| Scale | Users | Events per Second | Storage Growth | System Changes |
|---|---|---|---|---|
| Small | 100 users | ~10-100 EPS | Few MBs per day | Single event store instance, simple replay |
| Medium | 10,000 users | ~1,000-5,000 EPS | GBs per day | Event store clustering, read model caching, snapshotting |
| Large | 1,000,000 users | ~50,000-100,000 EPS | TBs per month | Event store sharding, asynchronous projections, CQRS separation |
| Very Large | 100,000,000 users | Millions EPS | Petabytes per year | Multi-region event stores, advanced partitioning, archival, strong consistency trade-offs |
Event sourcing pattern in Microservices - Scalability & System Analysis
The event store database is the first bottleneck. It must handle high write throughput and fast reads for event replay and projections. As event volume grows, storage I/O and query latency increase, slowing down the system.
- Horizontal scaling: Add more event store nodes with clustering and partitioning (sharding) by aggregate or event type.
- Snapshotting: Periodically save aggregate state snapshots to reduce replay time.
- Read model caching: Use CQRS to separate read models and cache them for fast queries.
- Asynchronous projections: Build read models asynchronously to reduce write path latency.
- Archival: Move old events to cheaper storage to keep active event store performant.
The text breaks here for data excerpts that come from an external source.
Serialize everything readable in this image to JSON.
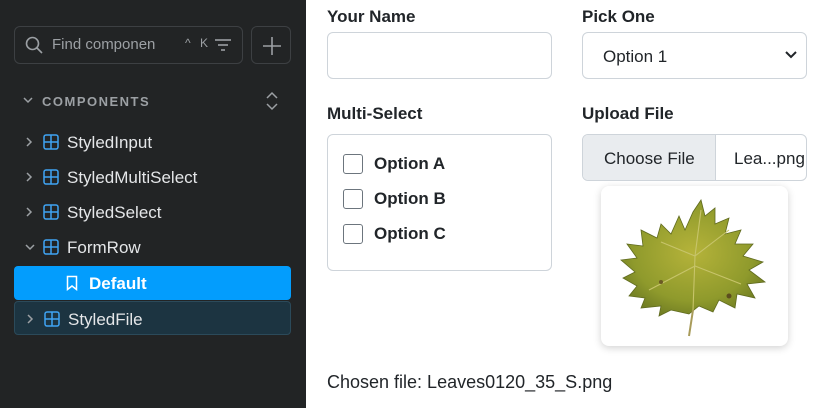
{
  "sidebar": {
    "search_placeholder": "Find componen",
    "search_shortcut": "^ K",
    "section_title": "COMPONENTS",
    "items": [
      {
        "label": "StyledInput"
      },
      {
        "label": "StyledMultiSelect"
      },
      {
        "label": "StyledSelect"
      },
      {
        "label": "FormRow"
      },
      {
        "label": "Default"
      },
      {
        "label": "StyledFile"
      }
    ]
  },
  "form": {
    "name_label": "Your Name",
    "name_value": "",
    "pick_label": "Pick One",
    "pick_value": "Option 1",
    "multi_label": "Multi-Select",
    "options": [
      {
        "label": "Option A",
        "checked": false
      },
      {
        "label": "Option B",
        "checked": false
      },
      {
        "label": "Option C",
        "checked": false
      }
    ],
    "upload_label": "Upload File",
    "choose_label": "Choose File",
    "file_name": "Lea...png",
    "chosen_text": "Chosen file: Leaves0120_35_S.png"
  },
  "colors": {
    "sidebar_bg": "#222425",
    "accent": "#039dfd",
    "icon_blue": "#3fa4f4"
  }
}
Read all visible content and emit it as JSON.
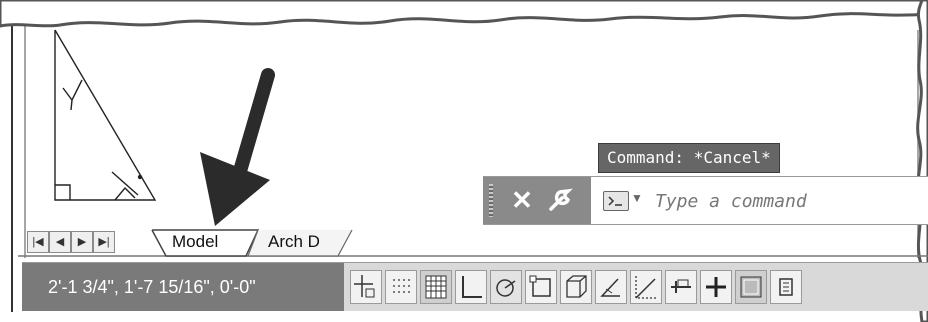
{
  "command_line": {
    "history_text": "Command: *Cancel*",
    "input_placeholder": "Type a command",
    "icons": [
      "close-icon",
      "wrench-icon",
      "command-prompt-icon",
      "dropdown-arrow-icon"
    ]
  },
  "layout_tabs": {
    "nav_buttons": [
      "first-tab-icon",
      "previous-tab-icon",
      "next-tab-icon",
      "last-tab-icon"
    ],
    "tabs": [
      "Model",
      "Arch D"
    ],
    "active_tab": "Model"
  },
  "status_bar": {
    "coordinates": "2'-1 3/4\",   1'-7 15/16\", 0'-0\"",
    "toggle_icons": [
      "infer-constraints-icon",
      "snap-mode-icon",
      "grid-display-icon",
      "ortho-mode-icon",
      "polar-tracking-icon",
      "object-snap-icon",
      "3d-object-snap-icon",
      "dynamic-ucs-icon",
      "dynamic-input-icon",
      "lineweight-icon",
      "show-hide-transparency-icon",
      "quick-properties-icon",
      "selection-cycling-icon"
    ]
  },
  "colors": {
    "status_coords_bg": "#7a7a7a",
    "command_bg": "#666666",
    "arrow": "#2b2b2b"
  }
}
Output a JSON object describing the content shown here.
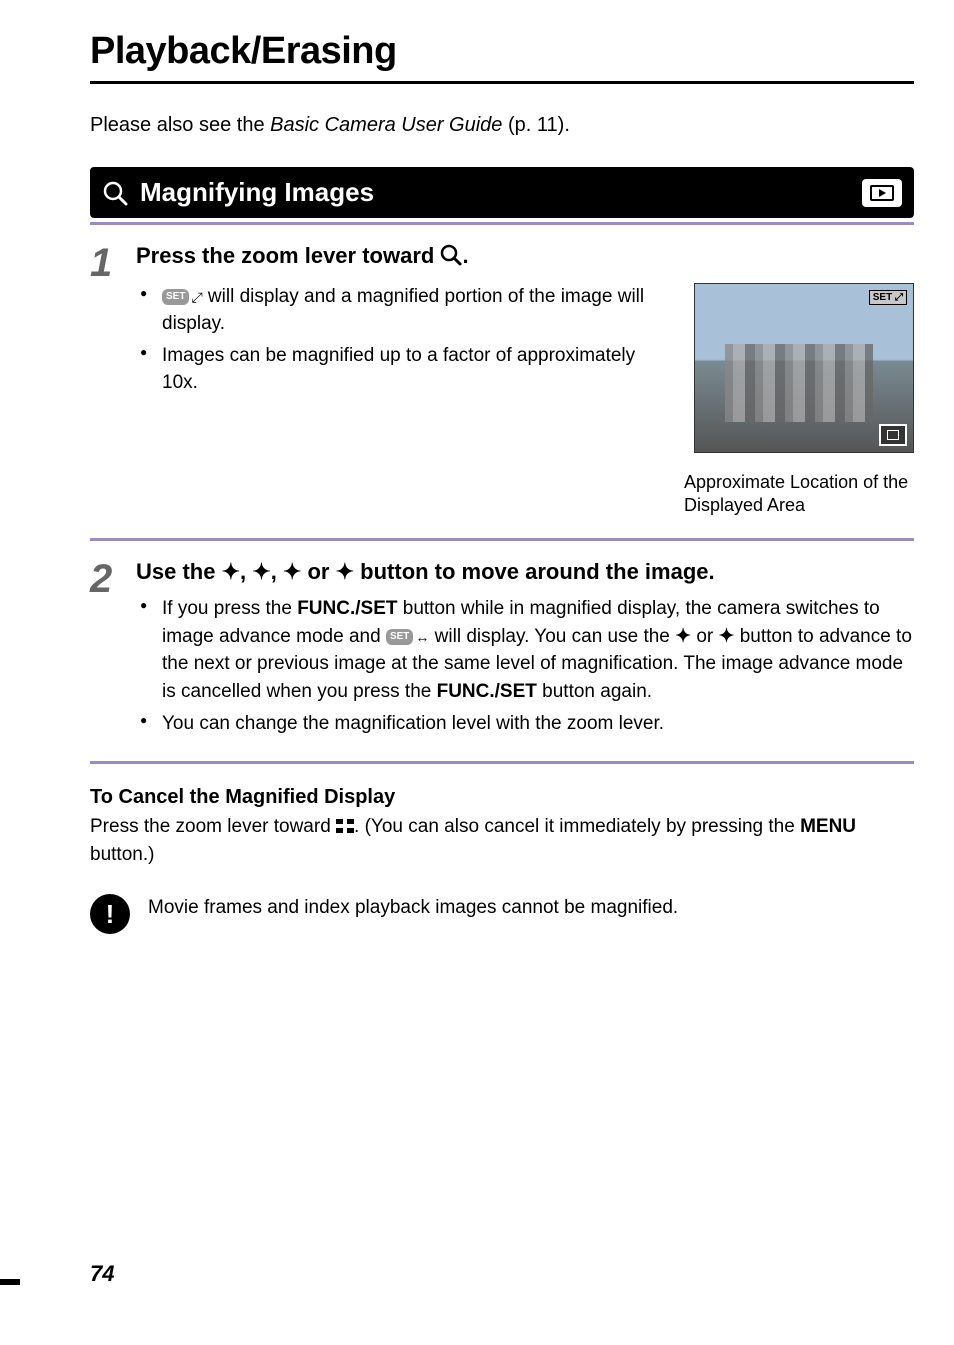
{
  "chapter": {
    "title": "Playback/Erasing"
  },
  "intro": {
    "prefix": "Please also see the ",
    "italic": "Basic Camera User Guide",
    "suffix": " (p. 11)."
  },
  "section": {
    "title": "Magnifying Images"
  },
  "step1": {
    "number": "1",
    "heading_prefix": "Press the zoom lever toward ",
    "heading_suffix": ".",
    "bullet1_prefix": " will display and a magnified portion of the image will display.",
    "bullet2": "Images can be magnified up to a factor of approximately 10x.",
    "caption": "Approximate Location of the Displayed Area",
    "set_label": "SET",
    "overlay_label": "SET"
  },
  "step2": {
    "number": "2",
    "heading_prefix": "Use the ",
    "heading_mid": " or ",
    "heading_suffix": " button to move around the image.",
    "bullet1_a": "If you press the ",
    "bullet1_bold1": "FUNC./SET",
    "bullet1_b": " button while in magnified display, the camera switches to image advance mode and ",
    "bullet1_c": " will display. You can use the ",
    "bullet1_d": " or ",
    "bullet1_e": " button to advance to the next or previous image at the same level of magnification. The image advance mode is cancelled when you press the ",
    "bullet1_bold2": "FUNC./SET",
    "bullet1_f": " button again.",
    "bullet2": "You can change the magnification level with the zoom lever.",
    "set_label": "SET"
  },
  "cancel": {
    "heading": "To Cancel the Magnified Display",
    "text_a": "Press the zoom lever toward ",
    "text_b": ". (You can also cancel it immediately by pressing the ",
    "bold": "MENU",
    "text_c": " button.)"
  },
  "note": {
    "text": "Movie frames and index playback images cannot be magnified."
  },
  "page_number": "74"
}
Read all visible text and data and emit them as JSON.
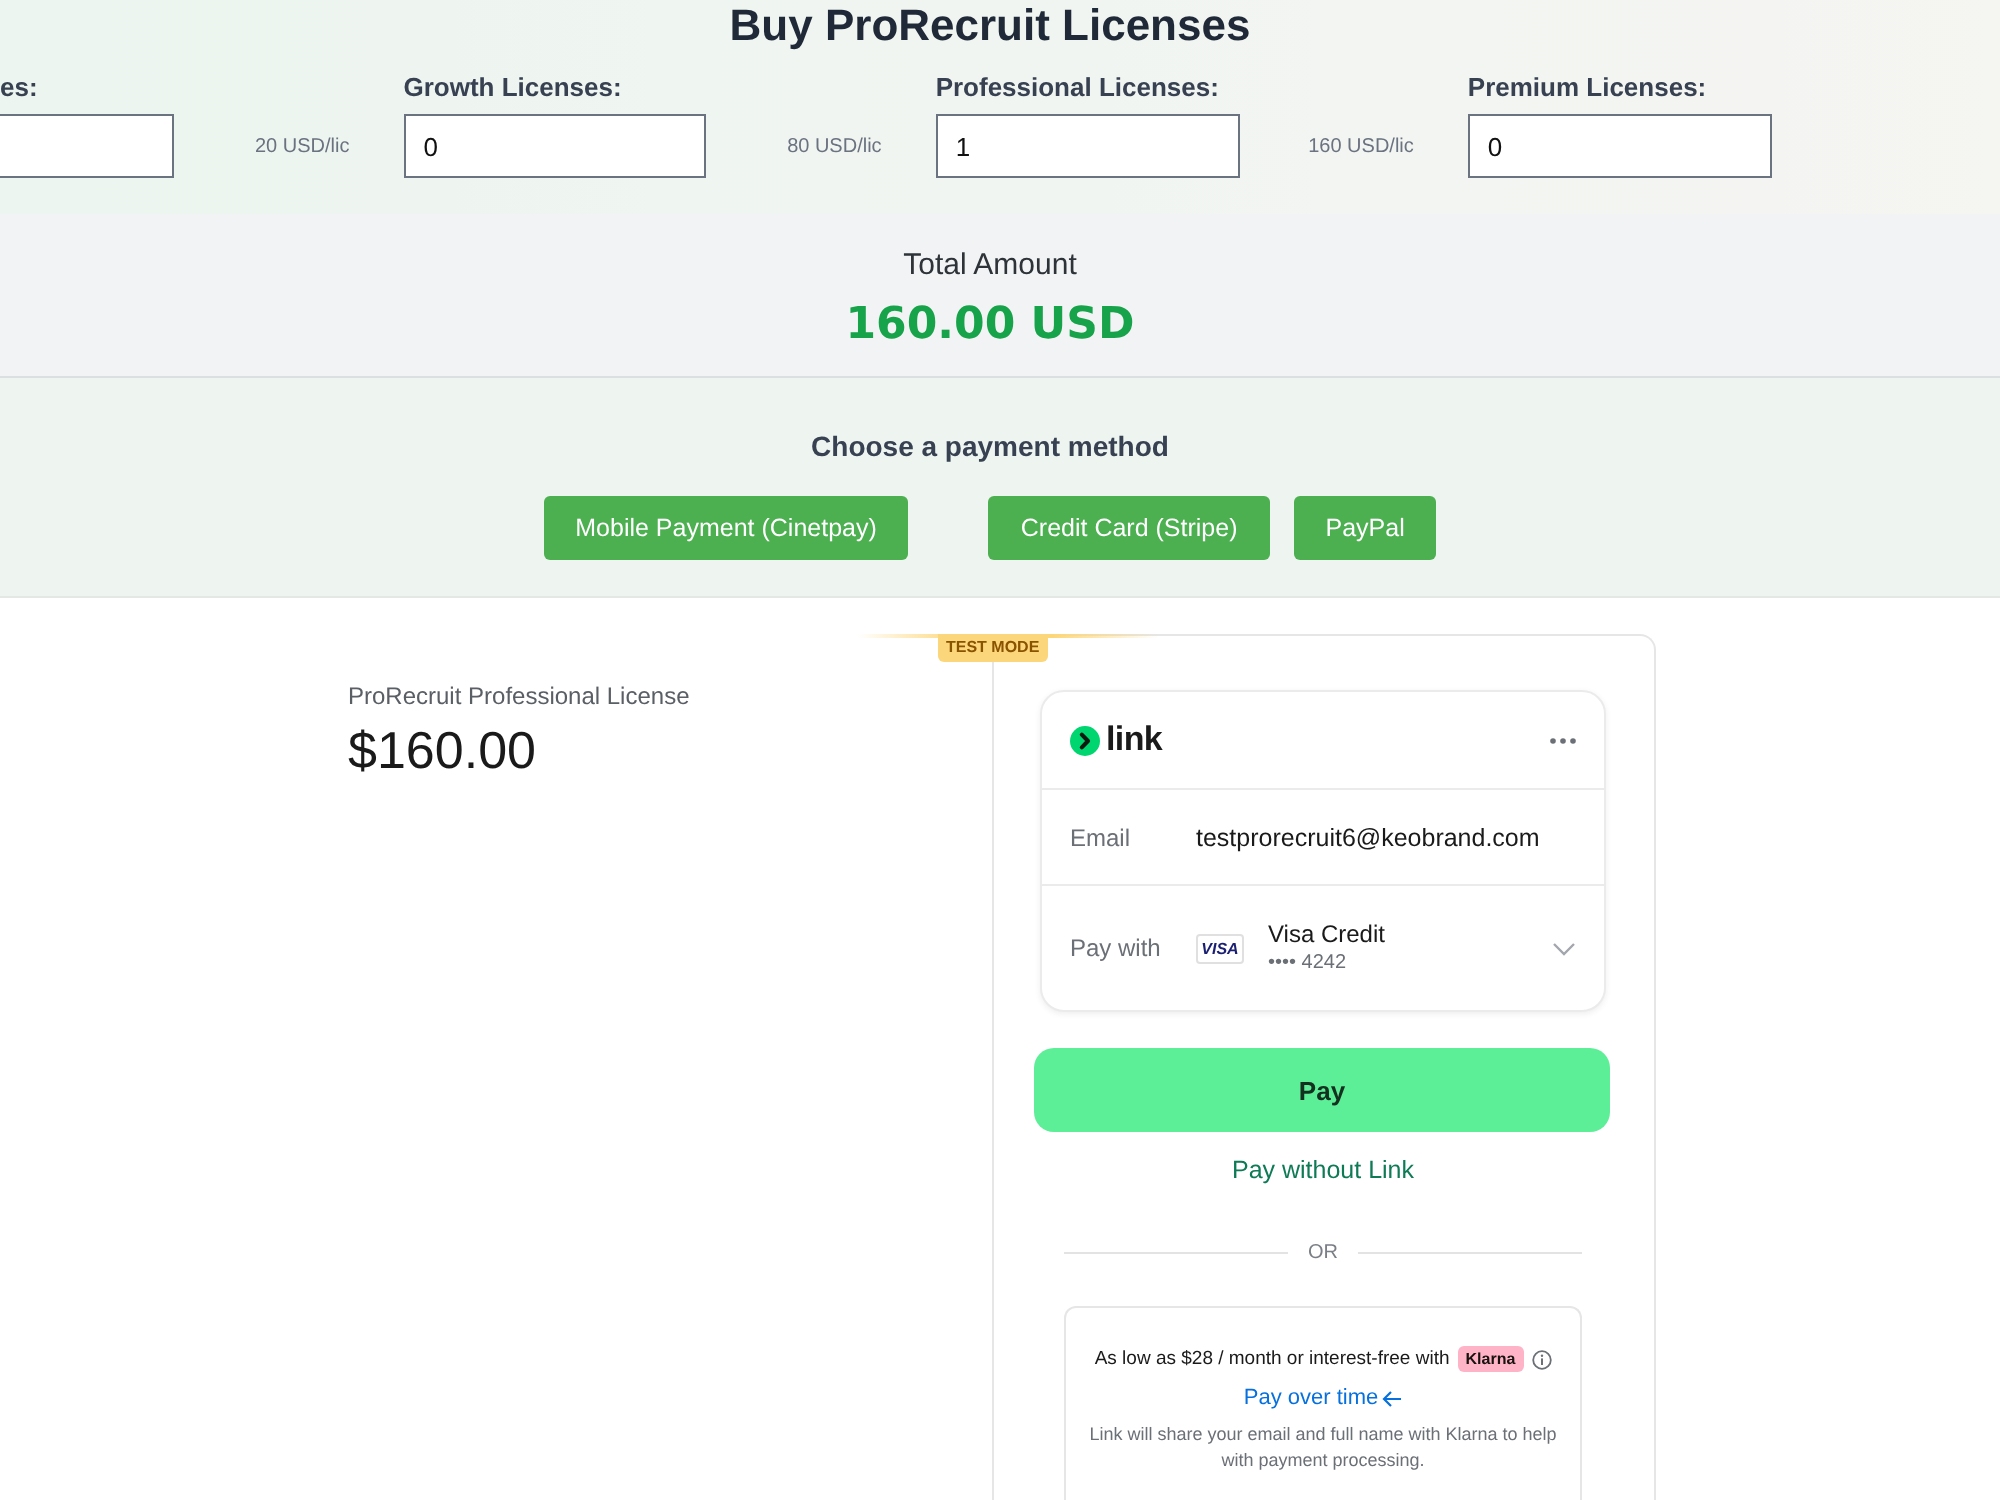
{
  "page": {
    "title": "Buy ProRecruit Licenses"
  },
  "licenses": [
    {
      "label": "es:",
      "price": "20 USD/lic"
    },
    {
      "label": "Growth Licenses:",
      "value": "0",
      "price": "80 USD/lic"
    },
    {
      "label": "Professional Licenses:",
      "value": "1",
      "price": "160 USD/lic"
    },
    {
      "label": "Premium Licenses:",
      "value": "0"
    }
  ],
  "total": {
    "label": "Total Amount",
    "amount": "160.00 USD"
  },
  "payment_methods": {
    "heading": "Choose a payment method",
    "buttons": [
      "Mobile Payment (Cinetpay)",
      "Credit Card (Stripe)",
      "PayPal"
    ]
  },
  "checkout": {
    "product": "ProRecruit Professional License",
    "price": "$160.00",
    "test_badge": "TEST MODE",
    "link_card": {
      "logo_text": "link",
      "email_label": "Email",
      "email": "testprorecruit6@keobrand.com",
      "pay_with_label": "Pay with",
      "card_brand": "VISA",
      "card_name": "Visa Credit",
      "card_number": "•••• 4242"
    },
    "pay_button": "Pay",
    "pay_without_link": "Pay without Link",
    "divider": "OR",
    "klarna": {
      "text": "As low as $28 / month or interest-free with",
      "badge": "Klarna",
      "link": "Pay over time",
      "note": "Link will share your email and full name with Klarna to help with payment processing."
    }
  }
}
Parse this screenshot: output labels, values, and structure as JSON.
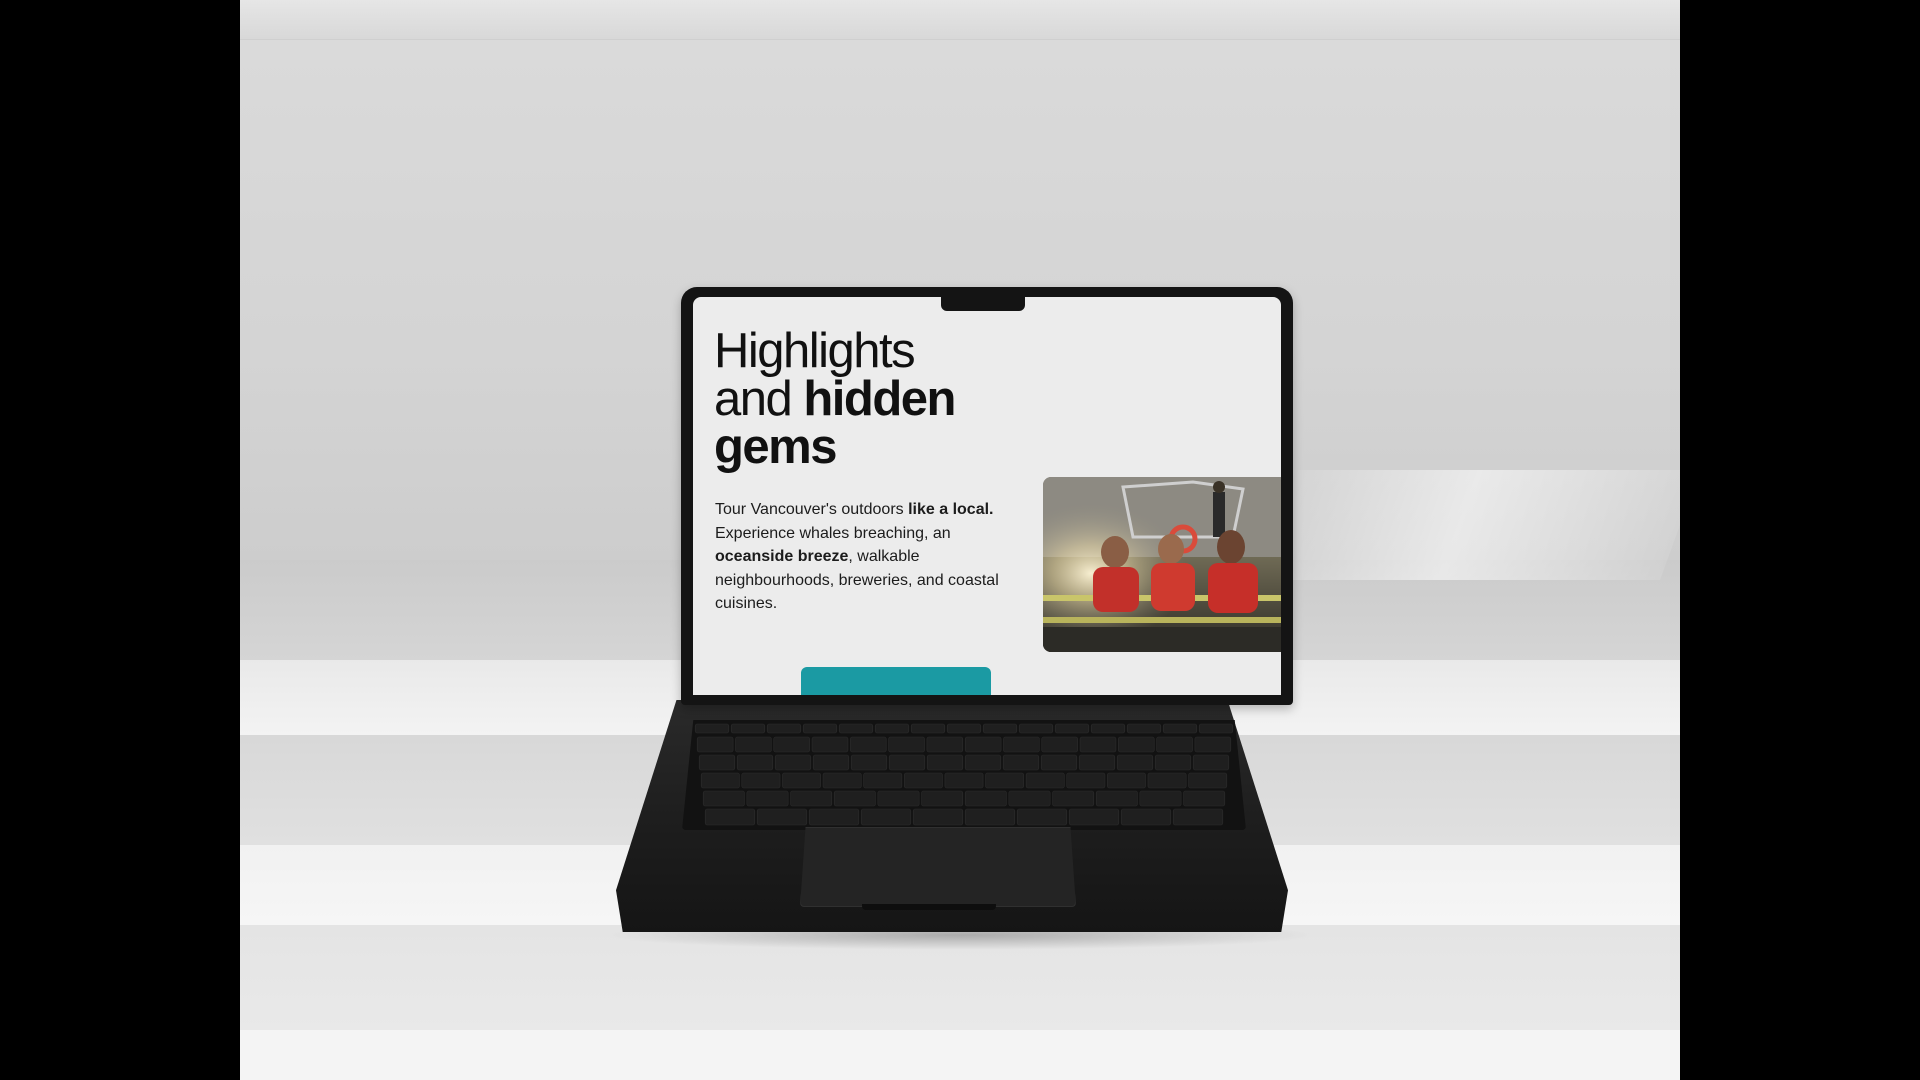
{
  "screen": {
    "headline": {
      "line1": "Highlights",
      "line2_regular": "and ",
      "line2_bold": "hidden",
      "line3_bold": "gems"
    },
    "body": {
      "part1": "Tour Vancouver's outdoors ",
      "part2_bold": "like a local.",
      "part3": " Experience whales breaching, an ",
      "part4_bold": "oceanside breeze",
      "part5": ", walkable neighbourhoods, breweries, and coastal cuisines."
    },
    "photo_icon": "boat-tour-photo",
    "cta_color": "#1b9aa3"
  },
  "laptop": {
    "color": "#141414"
  },
  "background": {
    "color": "#d9d9d9"
  }
}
- Multi-region deployment: Distribute event stores geographically to reduce latency and increase availability.
At 10,000 EPS, event store needs to handle ~10K writes/sec. A single node can handle ~5K QPS, so at least 3 nodes are needed for redundancy and load.
Storage: Assuming 1 KB per event, 10K EPS means ~864 MB/day. Requires scalable storage solutions.
Bandwidth: 10K EPS * 1 KB = ~10 MB/s write bandwidth, plus read traffic for projections.
Start by explaining event sourcing basics. Then discuss how event volume grows with users. Identify the event store as the bottleneck. Propose scaling with sharding, snapshotting, and CQRS. Mention trade-offs like eventual consistency and complexity.
Your event store database handles 1000 QPS. Traffic grows 10x to 10,000 QPS. What do you do first?
Answer: Add event store nodes and shard events by aggregate or event type to distribute load. Also implement snapshotting to reduce replay overhead.